Les deux poteaux d'incendie, situés respectivement à cent et à trois cents mètres des lieux du sinistre, n'ont pu être utilisés par les sapeurs-pompiers en raison d'une absence ou d'une insuffisance de pression et de débit. Il est constant que la commune, qui admet avoir eu connaissance de ces anomalies, n'a ni supprimé les ouvrages défectueux, ni signalé leurs caractéristiques réelles par un marquage approprié.

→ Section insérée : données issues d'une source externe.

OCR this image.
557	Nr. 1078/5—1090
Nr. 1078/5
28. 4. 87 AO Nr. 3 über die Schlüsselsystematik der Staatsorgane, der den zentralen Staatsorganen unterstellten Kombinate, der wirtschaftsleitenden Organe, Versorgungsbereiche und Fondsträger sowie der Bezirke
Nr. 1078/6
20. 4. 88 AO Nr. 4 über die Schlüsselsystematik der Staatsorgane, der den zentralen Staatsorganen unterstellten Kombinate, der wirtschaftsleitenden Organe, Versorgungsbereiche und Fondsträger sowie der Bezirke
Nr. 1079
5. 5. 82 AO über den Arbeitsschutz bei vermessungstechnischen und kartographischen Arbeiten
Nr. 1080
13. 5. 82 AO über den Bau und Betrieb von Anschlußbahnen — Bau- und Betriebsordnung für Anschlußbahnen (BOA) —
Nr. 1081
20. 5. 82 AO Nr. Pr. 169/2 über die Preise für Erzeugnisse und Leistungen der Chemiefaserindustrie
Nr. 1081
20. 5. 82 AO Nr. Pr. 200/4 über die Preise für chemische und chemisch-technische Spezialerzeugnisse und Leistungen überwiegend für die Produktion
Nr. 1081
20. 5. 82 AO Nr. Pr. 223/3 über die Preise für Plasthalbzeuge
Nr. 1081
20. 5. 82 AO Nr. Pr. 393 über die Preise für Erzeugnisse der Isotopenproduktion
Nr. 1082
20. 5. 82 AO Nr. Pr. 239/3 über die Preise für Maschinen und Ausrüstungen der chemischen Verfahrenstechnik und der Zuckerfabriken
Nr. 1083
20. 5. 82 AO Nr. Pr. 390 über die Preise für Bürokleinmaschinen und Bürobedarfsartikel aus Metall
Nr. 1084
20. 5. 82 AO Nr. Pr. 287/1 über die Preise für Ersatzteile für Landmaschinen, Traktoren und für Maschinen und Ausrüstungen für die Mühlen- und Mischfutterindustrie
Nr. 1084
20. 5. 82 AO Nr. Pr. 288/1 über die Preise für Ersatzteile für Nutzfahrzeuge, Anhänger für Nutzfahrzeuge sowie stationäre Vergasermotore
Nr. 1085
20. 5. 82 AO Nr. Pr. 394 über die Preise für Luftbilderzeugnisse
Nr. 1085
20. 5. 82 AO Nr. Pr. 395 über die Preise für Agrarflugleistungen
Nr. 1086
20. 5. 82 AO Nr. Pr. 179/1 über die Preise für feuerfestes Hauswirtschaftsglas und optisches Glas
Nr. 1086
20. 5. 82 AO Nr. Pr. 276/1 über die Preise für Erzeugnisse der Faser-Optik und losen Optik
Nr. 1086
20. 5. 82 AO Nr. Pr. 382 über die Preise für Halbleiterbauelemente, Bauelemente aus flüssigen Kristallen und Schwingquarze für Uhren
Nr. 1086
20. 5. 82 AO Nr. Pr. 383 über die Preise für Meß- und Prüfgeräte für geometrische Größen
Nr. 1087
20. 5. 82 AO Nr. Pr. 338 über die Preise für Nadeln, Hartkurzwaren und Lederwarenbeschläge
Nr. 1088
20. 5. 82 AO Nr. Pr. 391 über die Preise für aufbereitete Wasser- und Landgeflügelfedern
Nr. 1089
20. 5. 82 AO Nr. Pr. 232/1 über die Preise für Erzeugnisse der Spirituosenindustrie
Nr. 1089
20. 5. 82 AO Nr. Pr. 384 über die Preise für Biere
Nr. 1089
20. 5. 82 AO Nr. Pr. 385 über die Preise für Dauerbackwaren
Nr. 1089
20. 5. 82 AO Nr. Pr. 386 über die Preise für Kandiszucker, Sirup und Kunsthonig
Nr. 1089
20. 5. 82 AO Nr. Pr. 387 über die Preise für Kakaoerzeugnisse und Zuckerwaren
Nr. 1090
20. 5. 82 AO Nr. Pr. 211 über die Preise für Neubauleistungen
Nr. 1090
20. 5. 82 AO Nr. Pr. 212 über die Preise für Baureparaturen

Si elle fait valoir que le manque de pression et de débit de ces hydrants a été compensé par l'installation, en octobre 1991, d'une prise d'eau sur le château d'eau, qui a reçu l'agrément technique de la direction départementale d'incendie et de secours le 13 septembre 1991, il résulte du rapport d'expertise du 29 décembre 2009 que, le jour de l'incendie, les sapeurs-pompiers ne sont pas parvenus à relier le fourgon pompe-tonne à cette bouche d'incendie et que les deux tentatives de pompage, effectuées lors de la réunion contradictoire du 21 décembre 2009, se sont également soldées par des échecs.
Dans ces conditions, la commune doit être regardée comme ayant manqué à l'obligation qui lui incombe, conformément aux dispositions de l'article L. 2225-1 du code général des collectivités territoriales, de veiller à l'entretien et au contrôle technique des points d'eau utilisés pour la défense extérieure contre l'incendie.

En empêchant les sapeurs-pompiers de circonscrire l'incendie avant qu'il ne s'étende à l'ensemble du bâtiment, ces manquements ont joué un rôle prépondérant dans l'aggravation du sinistre. Dans ces conditions, il sera fait une juste appréciation de la part de responsabilité incombant à la commune, évaluée initialement à 10 % par les premiers juges, en la fixant à 70 %.